“What about our clothes?” somebody asked.
“Clean clothes inside,” the officer said. “Get out of them duds! Move it!”
Despite the cold wind, Scipio was glad to shed the suit in which he’d gone to church. High-pressure hoses played over the black men. He feebly tried to wash and drink at the same time. He got a couple of swallows of water, and he got rid of some of his own filth. When he stood there naked and dripping, the north wind really did cut like a knife.
The blacks who’d hauled away corpses took charge of the discarded clothes, too. Some of the men whose clothes they were pulled long faces. Maybe they’d managed to hang on to money or valuables. Since Scipio hadn’t, he was just as well pleased to be rid of his.
Bins of shirts and trousers and drawers and shoes and socks waited for the black men. As Scipio found clothes that more or less fit, he wondered who’d worn them before and what had happened to him. This time, his shiver had nothing to do with that biting wind. Better not to know, maybe.
Losing his clothes also lost Scipio his passbook. In a way, that was a relief. Without it, he could claim to be anyone under the sun. In another way, though, it was as ominous as those bins of clothing. A Negro couldn’t exist in the CSA without a passbook. If the inmates of this camp didn’t need passbooks…If they didn’t, wasn’t that an argument they didn’t exist any more?
“Line up in rows of ten!” a guard shouted. “Rows of ten, y’all hear?
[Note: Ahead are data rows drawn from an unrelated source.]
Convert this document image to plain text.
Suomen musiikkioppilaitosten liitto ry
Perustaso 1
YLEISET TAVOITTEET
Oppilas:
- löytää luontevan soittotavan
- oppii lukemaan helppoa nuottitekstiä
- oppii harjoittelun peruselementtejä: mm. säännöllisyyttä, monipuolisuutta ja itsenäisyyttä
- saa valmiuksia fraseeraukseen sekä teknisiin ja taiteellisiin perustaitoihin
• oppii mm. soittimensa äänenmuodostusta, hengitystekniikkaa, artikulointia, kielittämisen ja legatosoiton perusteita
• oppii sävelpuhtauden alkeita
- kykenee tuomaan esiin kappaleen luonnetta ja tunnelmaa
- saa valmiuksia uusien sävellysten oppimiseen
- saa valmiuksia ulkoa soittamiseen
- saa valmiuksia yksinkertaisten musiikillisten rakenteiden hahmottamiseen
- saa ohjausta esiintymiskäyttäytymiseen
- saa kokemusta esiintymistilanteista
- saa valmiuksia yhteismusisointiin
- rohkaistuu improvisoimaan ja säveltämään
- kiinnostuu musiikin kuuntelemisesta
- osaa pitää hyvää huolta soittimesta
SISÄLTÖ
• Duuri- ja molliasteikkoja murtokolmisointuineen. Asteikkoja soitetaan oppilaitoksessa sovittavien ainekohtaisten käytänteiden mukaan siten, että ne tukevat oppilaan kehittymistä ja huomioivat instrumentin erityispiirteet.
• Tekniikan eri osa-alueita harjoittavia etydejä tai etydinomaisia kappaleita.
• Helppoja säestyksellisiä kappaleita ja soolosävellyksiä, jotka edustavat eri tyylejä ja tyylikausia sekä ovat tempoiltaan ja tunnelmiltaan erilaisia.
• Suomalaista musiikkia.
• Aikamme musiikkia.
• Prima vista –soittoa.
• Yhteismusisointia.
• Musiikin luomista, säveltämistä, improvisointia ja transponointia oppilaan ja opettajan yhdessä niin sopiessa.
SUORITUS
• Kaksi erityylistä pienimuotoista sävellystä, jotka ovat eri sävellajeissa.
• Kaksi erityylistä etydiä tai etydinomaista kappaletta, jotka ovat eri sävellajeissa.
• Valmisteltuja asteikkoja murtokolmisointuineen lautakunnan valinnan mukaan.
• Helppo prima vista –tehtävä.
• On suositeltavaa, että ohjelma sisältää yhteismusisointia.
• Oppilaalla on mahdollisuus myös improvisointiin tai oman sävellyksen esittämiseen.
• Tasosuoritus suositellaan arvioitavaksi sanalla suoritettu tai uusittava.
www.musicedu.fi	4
We got to get you coons counted. Soon as we do that, we can get your asses into barracks.”
“Food, suh? Water?” Several men called the desperate question at the same time.
“Y’all can get water once you’re counted,” the guard answered. “Food comes at regular time tonight. Now line up, goddammit. Can’t do anything till we count you.”
Another man fell over dead waiting to be counted. More ragged, skinny Negroes seemed to materialize out of thin air to drag off the body. Would the clothes he had on go back into the bin? Scipio would have bet on it.